SLOW PACE: Despite receiving $570 million in federal funds from U.S. Housing and Urban Development, the Port of Gulfport’s expansion won’t be complete until 2016.

By Steve Wilson | Mississippi Watchdog

For the Port of Gulfport, it’s five down and 1,295 jobs to go.

According to a memo obtained by Mississippi Watchdog, the port has added five of the 1,300 jobs it needs to create under the terms of a $570 million Community Development Block Grant from the U.S. Department of Housing and Urban Development received after the port was devastated by Hurricane Katrina in 2005.

Under terms of the grant, the port was supposed to retain 1,286 workers and add 1,300 more. Of the new jobs, 51 percent must be for low- or moderate-income people. One of the five jobs, according to the memo, fit this category. Of the 814 presently employed at the port, only one fits the requirements for income status.

“The port is important not only to the people of the coast area, but to all Mississippians,” said state Rep. Cecil Brown, D-Hinds County. “It is and should be a major driver of the state’s economy. The delays in its renovation and reconstruction are very disappointing. The possible penalties for failure to meet the jobs numbers could be disastrous for the whole state.”

HUD warned Mississippi if grant requirements aren’t met it could result in:

  • termination of payments to the state
  • reduction of payments for present or future Community Development Block Grants to the state by an amount equal to the funds “used without compliance”
  • if HUD finds the state has “failed substantially to comply with a provision,” it could refer the matter to the U.S. attorney general to institute a civil action to recover improperly spent money.

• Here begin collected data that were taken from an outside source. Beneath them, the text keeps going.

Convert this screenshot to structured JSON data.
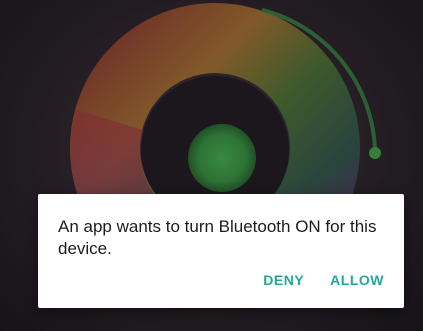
{
  "dialog": {
    "message": "An app wants to turn Bluetooth ON for this device.",
    "deny_label": "DENY",
    "allow_label": "ALLOW"
  },
  "colors": {
    "accent": "#26a69a",
    "dialog_background": "#ffffff",
    "message_text": "#1c1c1c"
  }
}
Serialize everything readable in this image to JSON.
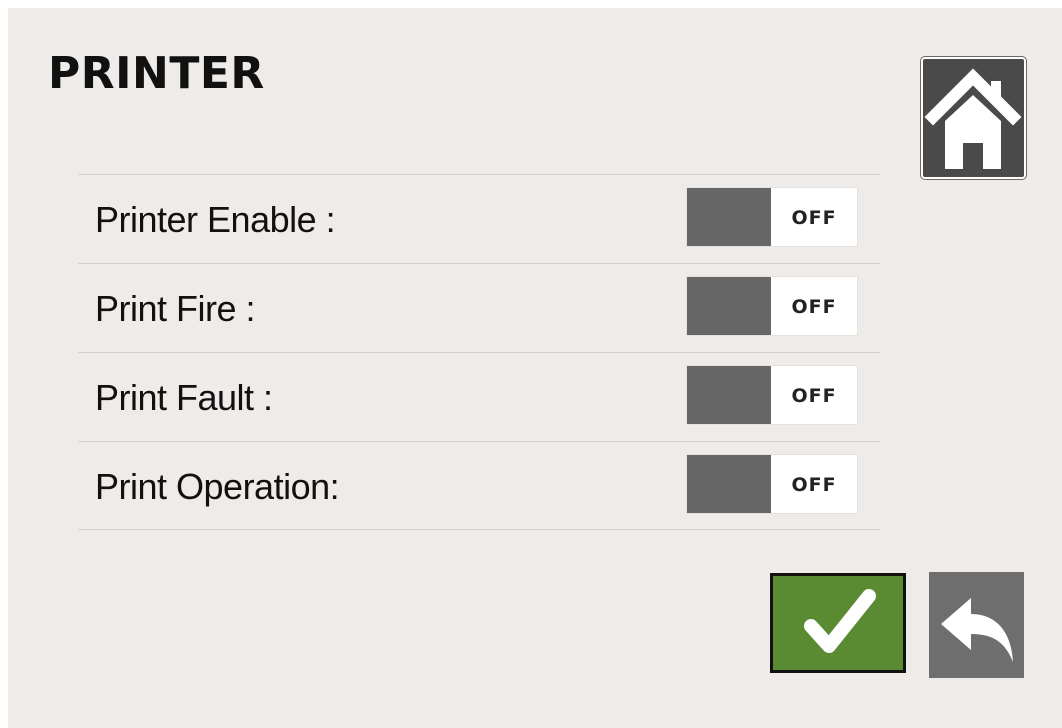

“Any penalties for not meeting the job requirements will be determined by HUD,” Brown said. “I trust that the port officials, Mississippi Development Authority folks and the governor are already talking with HUD and trying to work this out. It probably does not help that the jobs reports HUD has received from the port and MDA have been contradictory.”

The port did get some good news this week. The Mississippi State Port Authority is nearing a 13-year lease agreement with Dole Fruit, the port’s biggest client. The extension could last through 2037 if several extension options are taken.

Dole will leave the East Pier, where its facility is located now, and move to the West Pier, where $30 million of the HUD grant will be used to build the company a “state-of-the-art, expanded port terminal.” Construction on the West Pier expansion is expected to be completed by 2016.

DuPont, another one of the port’s biggest clients, received $23 million in Federal Emergency Management Agency funds and $68 million in loans from the port authority to build a new state-of-the-art ilmenite ore handling facility. Ilmenite is converted to titanium dioxide, a bright white pigment used in paints, plastics and paper.

In 2013, the port was ranked 70th among U.S. ports in total trade, with more than 1.7 million metric tons. Neighboring ports New Orleans (second, 97 million metric tons), Mobile, Ala. (13th, more than 27 million metric tons) and Pascagoula (17th, more than 22 million metric tons) all ranked higher.